0.3

17 0 0
                                    

Oy vermeyi unutmayın!!!
---------/^\---------
Eş seçimi

Hayatta kaybedeceğiniz hiç bir şey kalmadığında ya oyun olursunuz yada oyuncak.

Bazen düşünürüm... hayatın bu kadar üzüntüye ihtiyacı var mı.

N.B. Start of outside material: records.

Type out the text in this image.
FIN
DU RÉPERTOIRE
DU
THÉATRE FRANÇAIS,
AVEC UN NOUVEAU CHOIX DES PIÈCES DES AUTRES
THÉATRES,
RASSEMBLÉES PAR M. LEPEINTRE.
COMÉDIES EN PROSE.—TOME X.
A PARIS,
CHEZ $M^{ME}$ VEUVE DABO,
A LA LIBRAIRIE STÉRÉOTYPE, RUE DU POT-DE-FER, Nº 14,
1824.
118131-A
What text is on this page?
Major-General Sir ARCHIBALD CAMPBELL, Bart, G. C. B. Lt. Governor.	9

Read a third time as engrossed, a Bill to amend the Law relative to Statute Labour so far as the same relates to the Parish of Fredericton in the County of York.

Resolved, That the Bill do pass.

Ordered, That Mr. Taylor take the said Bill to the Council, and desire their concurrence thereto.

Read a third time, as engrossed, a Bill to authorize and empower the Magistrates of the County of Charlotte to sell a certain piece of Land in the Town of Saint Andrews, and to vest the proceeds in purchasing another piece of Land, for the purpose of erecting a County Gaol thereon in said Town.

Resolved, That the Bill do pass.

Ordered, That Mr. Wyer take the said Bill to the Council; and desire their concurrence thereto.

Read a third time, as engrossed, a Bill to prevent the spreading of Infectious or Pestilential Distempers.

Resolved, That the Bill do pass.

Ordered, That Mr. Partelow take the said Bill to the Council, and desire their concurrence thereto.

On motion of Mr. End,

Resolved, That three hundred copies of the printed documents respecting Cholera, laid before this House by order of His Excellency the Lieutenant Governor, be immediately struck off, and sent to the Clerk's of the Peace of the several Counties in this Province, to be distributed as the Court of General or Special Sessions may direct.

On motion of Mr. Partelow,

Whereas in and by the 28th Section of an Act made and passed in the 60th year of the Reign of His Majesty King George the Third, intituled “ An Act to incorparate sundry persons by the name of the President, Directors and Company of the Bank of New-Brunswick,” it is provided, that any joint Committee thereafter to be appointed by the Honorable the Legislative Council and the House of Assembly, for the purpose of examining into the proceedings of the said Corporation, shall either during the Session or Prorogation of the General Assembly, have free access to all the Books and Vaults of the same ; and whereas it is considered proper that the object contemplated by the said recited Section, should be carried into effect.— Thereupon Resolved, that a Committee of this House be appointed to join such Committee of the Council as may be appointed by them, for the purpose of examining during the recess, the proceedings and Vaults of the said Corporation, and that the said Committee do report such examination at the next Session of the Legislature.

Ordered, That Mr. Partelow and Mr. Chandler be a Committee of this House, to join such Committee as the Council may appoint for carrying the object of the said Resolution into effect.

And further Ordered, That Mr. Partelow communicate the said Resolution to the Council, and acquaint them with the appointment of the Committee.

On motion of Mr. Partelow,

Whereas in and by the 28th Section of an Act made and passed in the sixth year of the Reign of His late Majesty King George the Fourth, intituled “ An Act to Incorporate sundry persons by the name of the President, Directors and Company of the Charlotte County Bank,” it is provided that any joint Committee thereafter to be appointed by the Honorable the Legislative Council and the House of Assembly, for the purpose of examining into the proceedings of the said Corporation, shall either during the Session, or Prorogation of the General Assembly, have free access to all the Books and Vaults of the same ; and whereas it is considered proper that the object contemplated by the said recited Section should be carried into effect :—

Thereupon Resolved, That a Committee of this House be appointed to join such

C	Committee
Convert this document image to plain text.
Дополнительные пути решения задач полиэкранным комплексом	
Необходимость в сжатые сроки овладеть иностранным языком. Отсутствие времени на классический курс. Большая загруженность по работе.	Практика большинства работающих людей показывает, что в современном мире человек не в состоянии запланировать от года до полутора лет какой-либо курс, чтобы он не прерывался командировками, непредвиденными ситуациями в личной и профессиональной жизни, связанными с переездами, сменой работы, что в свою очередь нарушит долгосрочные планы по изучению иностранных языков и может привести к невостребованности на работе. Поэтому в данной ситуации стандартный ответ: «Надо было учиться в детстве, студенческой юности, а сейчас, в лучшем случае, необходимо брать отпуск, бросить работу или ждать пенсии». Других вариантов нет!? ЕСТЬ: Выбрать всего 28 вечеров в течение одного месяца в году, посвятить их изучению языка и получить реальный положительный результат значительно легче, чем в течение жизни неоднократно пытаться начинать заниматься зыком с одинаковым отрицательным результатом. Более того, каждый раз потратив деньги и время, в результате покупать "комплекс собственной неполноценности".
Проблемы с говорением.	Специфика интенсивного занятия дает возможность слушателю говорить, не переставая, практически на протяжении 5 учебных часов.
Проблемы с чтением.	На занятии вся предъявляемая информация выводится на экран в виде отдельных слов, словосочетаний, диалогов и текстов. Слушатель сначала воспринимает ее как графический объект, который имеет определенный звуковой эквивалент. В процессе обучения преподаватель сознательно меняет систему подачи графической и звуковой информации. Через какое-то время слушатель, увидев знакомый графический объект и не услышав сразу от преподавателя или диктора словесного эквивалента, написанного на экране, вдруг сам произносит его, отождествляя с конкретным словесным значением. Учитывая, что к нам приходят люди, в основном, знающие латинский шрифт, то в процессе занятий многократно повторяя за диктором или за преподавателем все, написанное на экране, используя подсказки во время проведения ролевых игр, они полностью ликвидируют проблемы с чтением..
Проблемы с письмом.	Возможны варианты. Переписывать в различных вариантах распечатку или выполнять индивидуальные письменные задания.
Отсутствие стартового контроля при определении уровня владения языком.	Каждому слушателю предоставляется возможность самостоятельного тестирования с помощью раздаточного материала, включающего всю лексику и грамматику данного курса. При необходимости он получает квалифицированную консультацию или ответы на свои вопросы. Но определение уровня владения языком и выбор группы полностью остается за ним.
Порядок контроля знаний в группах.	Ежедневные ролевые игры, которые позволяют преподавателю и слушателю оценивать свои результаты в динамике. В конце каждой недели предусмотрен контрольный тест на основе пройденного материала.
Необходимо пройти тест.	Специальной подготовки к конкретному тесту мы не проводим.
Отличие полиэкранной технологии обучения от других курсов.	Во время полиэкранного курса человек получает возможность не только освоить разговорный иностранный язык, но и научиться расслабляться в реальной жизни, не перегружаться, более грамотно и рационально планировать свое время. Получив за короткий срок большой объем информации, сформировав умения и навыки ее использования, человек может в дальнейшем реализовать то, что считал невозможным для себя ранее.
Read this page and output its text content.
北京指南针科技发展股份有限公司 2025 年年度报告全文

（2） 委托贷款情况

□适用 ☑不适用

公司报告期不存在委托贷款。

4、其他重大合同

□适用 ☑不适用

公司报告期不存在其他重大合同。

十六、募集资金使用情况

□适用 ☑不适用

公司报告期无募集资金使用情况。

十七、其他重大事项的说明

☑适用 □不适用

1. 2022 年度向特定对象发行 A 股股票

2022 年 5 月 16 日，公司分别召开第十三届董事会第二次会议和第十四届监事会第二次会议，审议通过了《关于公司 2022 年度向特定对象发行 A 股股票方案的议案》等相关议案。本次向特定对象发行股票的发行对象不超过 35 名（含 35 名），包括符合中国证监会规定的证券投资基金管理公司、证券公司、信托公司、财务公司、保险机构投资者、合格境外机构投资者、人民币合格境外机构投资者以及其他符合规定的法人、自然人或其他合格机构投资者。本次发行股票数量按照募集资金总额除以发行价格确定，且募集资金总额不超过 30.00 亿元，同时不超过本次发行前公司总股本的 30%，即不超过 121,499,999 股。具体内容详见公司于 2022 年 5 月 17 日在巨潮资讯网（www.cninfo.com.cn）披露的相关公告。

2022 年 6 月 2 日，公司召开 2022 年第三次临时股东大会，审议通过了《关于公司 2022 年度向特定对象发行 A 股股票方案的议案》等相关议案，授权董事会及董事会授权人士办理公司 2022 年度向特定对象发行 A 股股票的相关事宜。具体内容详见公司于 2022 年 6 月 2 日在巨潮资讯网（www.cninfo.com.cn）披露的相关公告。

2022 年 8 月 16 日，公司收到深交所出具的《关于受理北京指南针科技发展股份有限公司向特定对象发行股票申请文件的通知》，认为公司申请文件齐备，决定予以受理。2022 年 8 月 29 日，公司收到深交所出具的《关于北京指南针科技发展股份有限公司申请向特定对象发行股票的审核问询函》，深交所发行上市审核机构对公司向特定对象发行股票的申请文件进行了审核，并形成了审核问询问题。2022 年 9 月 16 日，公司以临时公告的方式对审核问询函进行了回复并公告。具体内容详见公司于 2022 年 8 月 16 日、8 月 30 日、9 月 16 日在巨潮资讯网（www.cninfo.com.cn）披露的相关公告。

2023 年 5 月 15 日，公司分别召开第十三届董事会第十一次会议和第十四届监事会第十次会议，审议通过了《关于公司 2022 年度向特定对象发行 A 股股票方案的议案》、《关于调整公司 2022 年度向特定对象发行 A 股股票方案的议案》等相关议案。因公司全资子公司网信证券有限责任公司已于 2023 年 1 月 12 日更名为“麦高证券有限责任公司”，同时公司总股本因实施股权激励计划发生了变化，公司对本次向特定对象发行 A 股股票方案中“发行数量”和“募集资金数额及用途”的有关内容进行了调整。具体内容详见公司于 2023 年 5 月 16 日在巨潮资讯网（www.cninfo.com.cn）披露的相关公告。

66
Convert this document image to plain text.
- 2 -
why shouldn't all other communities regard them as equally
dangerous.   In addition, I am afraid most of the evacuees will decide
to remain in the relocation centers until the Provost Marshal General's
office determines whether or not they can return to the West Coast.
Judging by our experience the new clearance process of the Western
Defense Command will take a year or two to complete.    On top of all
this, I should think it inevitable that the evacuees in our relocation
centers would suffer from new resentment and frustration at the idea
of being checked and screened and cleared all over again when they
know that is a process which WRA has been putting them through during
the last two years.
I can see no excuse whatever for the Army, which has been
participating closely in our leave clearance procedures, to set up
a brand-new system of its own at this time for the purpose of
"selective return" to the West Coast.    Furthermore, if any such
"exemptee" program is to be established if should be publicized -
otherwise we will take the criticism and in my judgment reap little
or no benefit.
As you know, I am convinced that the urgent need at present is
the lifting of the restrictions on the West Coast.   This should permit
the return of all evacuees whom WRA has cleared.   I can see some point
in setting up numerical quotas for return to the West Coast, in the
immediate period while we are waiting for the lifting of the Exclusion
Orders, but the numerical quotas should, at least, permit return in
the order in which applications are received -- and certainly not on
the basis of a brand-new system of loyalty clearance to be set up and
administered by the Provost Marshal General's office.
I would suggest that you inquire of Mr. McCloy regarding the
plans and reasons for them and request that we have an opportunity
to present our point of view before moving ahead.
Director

İnsanlar niye birbirine düşman... Nefret duygusu basit bir şey olması gerekirken insanlar niye bu duyguya yenik düşer.

Yalnızlık çok basit bir kelime benim için.

Ailemi kaybettikten sonra bu sadece basit bir kelime olmuştu, onun yerine duygular daha zorlayıcıydı.

Hassas hissediyordum, duygularım hassastı, çok çabuk kırılırdım ve çok çabuk unuttuğumu sanardım.

Sanardım diyorum çünkü o an hissettiğim üzüntü az olsa da günler sonra çıkan üzüntü acıya dönüşürdü hep.

Çok uzun sürerdi en fazla 2 ay çekerdim acısını.

Sanırsam bu içine atmak demekti...

Sürekli bu üzüntü duygusunu yaşadığım için yalnız hissediyordum ve bu oluncaya kadar anlatabileceğim kimse olmadığı için.

Küçükken ergenlik zamanlarımda da böyleydim ama o zaman ailem vardı... Ailem olmasına rağmen onlara bir şey demezdim çünkü bazen kendi fikirlerine ters düştüğü için beni azarlar ve uyarırlardı.

Bunun için hep baskılandığımı hissetmişimdir ve bu yüzden de susmayı seçerdim.

Odamdan çıkmak beni huzursuz ederdi dışarıya odaklanıp insanlarla konuşarak dert edinmek beni gererdi ve hiç istemeyeceğim bir şeydi bu.

Ben sadece 10 kişilik bir grubun içindeyken sesimi duyabileceğiniz biriydim.

Arkamda beni koruyacak birisi olduğunu hissettiğim sürece her zaman ağzım açıktır...

Bunları anlatmamın nedeni dış görünüşüme nazaran içimin zıt oluşuydu.

İçime konuşmak benim en üzücü ve en rahatlatıcı aktivitemdi.

...

Gözlerimi açtım, etrafıma bakınma ihtiyacı duyuyor ve beynimi toparlamaya çalışıyordum.

Ciğerlerimin hala alışamadığı paslanmış demir, kan ve leş kokusu yüzünden beynimdeki bilgiler ip gibi dizilmişti adeta.

Koku konusunda hassastım her hangi bir parfüm ve ya şu an ki berbat koku gibi kokuları soluduğum sürece başım ağrırdı.

Bazen sert rüzgarın etkisinde kaldığım zamanlar bile ağrırdı başım.

Etrafıma tekrar bakınırken tutulan boynum tabi ki de göz ardı edile bilecek bir şekilde acımamıştı.

İnleyerek elimi boynumun tutulmuş tarafına götürüp ovalayarak rahatlatmaya çalışırken zindanın kapısında beni izleyen Kral Jeon'u görmüştüm.

Kaşlarımı çatarak elimi boynumdan çekip aslında hiç acımamış gibi davranarak jimin ve hoseok'a gözlerimi çevirdim.

Jimin çok bebeksi uyuyordu, yanakları ve dudağı omzuma yaslandığı için öne fışkırmıştı ve ister istemez gülmemi sağlamıştı.

Hoseok ise her şeye rağmen uykusunda bile gülümsüyordu.

Cidden bu durumdayken bile güzel rüya göre biliyorsa ayakta alkışlardım.

Ona da gülümseyip, beni izleyen kral jeon'u görmemiş gibi karşımdaki duvara bakmıştım.

Düşünmüyordum, düşünemiyordum da.

You've reached the end of published parts.

⏰ Last updated: Jul 31, 2022 ⏰

Add this story to your Library to get notified about new parts!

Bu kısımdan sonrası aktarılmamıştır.